La maladie du président et la révision de la constitution
La grande inconnue pour l’avenir immédiat du système mis en place par le Président réside dans l’état de santé du chef de l’Etat. C’est probablement le secret d’Etat le mieux gardé (à l’image de ce qui s’était passé pour feu le président Boumediène). Toute l’Algérie bruit de rumeurs alarmantes sur la maladie du Président. Personne ne croit au discours officiel ni aux images et vidéos présentant un président toujours très actif et en bonne santé. La question que pose l’état de santé du Président est relative au devenir du système qu’il a mis en place et à la réforme constitutionnelle qui devait avoir lieu, en 2006, mais qui a été reportée à plus tard pour des raisons non dites. Bouteflika est-il physiquement en état de briguer un troisième mandat et de le mener à son terme ? Le secret pesant qui entoure la maladie du Président ne permet pas de donner une réponse à cette question. Ce qui est certain, c’est que Bouteflika est désireux de changer la Constitution de manière, d’une part, à se libérer du carcan trop limitatif des deux mandats et, d’autre part, à instaurer un régime véritablement présidentiel qui permettrait au système qu’il a mis en place de lui survivre.
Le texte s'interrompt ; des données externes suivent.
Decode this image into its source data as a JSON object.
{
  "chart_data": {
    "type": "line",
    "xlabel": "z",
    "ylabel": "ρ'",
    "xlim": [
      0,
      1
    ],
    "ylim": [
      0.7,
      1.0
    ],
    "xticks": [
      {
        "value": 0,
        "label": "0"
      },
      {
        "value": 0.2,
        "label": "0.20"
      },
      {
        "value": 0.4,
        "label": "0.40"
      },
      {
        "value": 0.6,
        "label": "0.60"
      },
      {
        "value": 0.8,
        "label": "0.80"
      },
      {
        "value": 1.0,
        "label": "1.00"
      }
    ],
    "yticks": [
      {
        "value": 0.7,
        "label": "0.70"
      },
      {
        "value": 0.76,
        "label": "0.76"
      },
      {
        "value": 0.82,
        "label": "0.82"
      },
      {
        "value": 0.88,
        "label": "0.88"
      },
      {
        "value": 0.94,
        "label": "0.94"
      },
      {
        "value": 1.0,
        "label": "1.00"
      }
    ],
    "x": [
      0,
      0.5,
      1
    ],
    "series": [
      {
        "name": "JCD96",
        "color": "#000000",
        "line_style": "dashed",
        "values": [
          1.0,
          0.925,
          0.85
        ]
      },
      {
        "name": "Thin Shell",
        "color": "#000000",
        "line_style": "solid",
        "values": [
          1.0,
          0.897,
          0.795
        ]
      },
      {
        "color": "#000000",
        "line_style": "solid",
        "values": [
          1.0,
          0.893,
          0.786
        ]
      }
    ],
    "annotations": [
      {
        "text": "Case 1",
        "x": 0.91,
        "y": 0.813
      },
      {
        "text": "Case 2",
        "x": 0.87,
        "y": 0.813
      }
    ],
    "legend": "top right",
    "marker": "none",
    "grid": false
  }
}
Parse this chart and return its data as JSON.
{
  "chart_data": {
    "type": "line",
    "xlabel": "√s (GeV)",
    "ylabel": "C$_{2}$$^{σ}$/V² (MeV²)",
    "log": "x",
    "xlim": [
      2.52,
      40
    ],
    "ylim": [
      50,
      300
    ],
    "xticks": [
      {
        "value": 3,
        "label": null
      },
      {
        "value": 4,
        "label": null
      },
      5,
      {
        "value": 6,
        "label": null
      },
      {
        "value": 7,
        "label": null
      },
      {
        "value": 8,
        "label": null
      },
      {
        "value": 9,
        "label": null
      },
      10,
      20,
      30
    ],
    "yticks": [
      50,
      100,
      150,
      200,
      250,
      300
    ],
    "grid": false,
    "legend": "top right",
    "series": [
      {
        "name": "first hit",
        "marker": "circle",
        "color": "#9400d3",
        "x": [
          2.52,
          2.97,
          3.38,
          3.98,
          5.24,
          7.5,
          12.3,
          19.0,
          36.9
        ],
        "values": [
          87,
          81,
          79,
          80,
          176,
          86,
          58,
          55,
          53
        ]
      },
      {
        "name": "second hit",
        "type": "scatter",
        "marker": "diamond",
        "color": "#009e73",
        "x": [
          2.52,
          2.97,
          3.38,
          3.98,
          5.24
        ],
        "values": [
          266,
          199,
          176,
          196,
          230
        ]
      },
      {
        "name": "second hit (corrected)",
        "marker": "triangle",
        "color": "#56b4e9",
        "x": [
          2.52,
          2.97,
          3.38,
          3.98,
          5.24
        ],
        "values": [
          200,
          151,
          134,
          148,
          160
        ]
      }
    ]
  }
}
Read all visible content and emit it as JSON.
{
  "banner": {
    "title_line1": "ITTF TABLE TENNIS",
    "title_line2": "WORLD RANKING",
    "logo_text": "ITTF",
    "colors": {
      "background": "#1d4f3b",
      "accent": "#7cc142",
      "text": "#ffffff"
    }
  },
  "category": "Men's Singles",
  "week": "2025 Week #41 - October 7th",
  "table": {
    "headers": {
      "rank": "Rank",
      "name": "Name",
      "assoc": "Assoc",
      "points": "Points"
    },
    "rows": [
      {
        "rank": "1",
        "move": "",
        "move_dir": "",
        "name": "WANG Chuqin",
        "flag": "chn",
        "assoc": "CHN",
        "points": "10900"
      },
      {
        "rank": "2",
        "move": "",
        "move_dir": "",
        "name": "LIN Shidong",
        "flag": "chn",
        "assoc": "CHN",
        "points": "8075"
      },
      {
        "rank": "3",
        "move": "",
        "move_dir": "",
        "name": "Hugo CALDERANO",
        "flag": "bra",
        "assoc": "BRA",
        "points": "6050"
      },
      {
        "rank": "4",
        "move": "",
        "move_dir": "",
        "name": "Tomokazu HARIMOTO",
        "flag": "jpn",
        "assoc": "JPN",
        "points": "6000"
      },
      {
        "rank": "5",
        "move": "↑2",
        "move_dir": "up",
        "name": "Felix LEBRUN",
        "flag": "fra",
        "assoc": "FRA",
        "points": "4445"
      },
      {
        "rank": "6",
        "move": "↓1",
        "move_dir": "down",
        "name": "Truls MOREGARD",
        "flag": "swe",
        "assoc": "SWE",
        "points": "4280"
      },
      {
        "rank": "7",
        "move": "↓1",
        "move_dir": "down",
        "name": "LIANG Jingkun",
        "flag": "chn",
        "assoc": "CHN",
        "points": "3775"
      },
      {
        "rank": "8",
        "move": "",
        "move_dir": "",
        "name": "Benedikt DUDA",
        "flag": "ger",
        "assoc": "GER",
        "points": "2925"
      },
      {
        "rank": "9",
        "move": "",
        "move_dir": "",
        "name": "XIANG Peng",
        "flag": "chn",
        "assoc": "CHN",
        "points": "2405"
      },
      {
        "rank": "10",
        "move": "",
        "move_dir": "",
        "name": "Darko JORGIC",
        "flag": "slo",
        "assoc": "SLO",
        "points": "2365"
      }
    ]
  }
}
En effet, si le Président disparaît subitement sans avoir préparé sa succession, le danger est réel de voir revenir en force le clan des généraux qu’il a si difficilement éloigné du pouvoir. Ce serait faire injure à son intelligence et à ses capacités manœuvrières que de croire qu’il n’est pas en train de préparer l’avenir, le sien propre et celui de son système. La révision constitutionnelle aura bien lieu. La seule question qui se pose encore est la date à laquelle elle se fera : en 2007, 2008 ou 2009, juste avant les futures élections présidentielles ? Si son état de santé le permet, nul doute qu’il reportera cette date au plus loin possible, sans pour autant attendre 2009. La nouvelle Constitution instaurera certainement un régime présidentiel à l’américaine avec la désignation d’un vice-président qui prendra automatiquement la relève en cas de disparition en cours de mandat du Président. C’est la seule manière de faire perdurer le système qu’il a mis en place en choisissant lui-même son successeur parmi sa famille politique (FLN ou RND) ou parmi ses proches.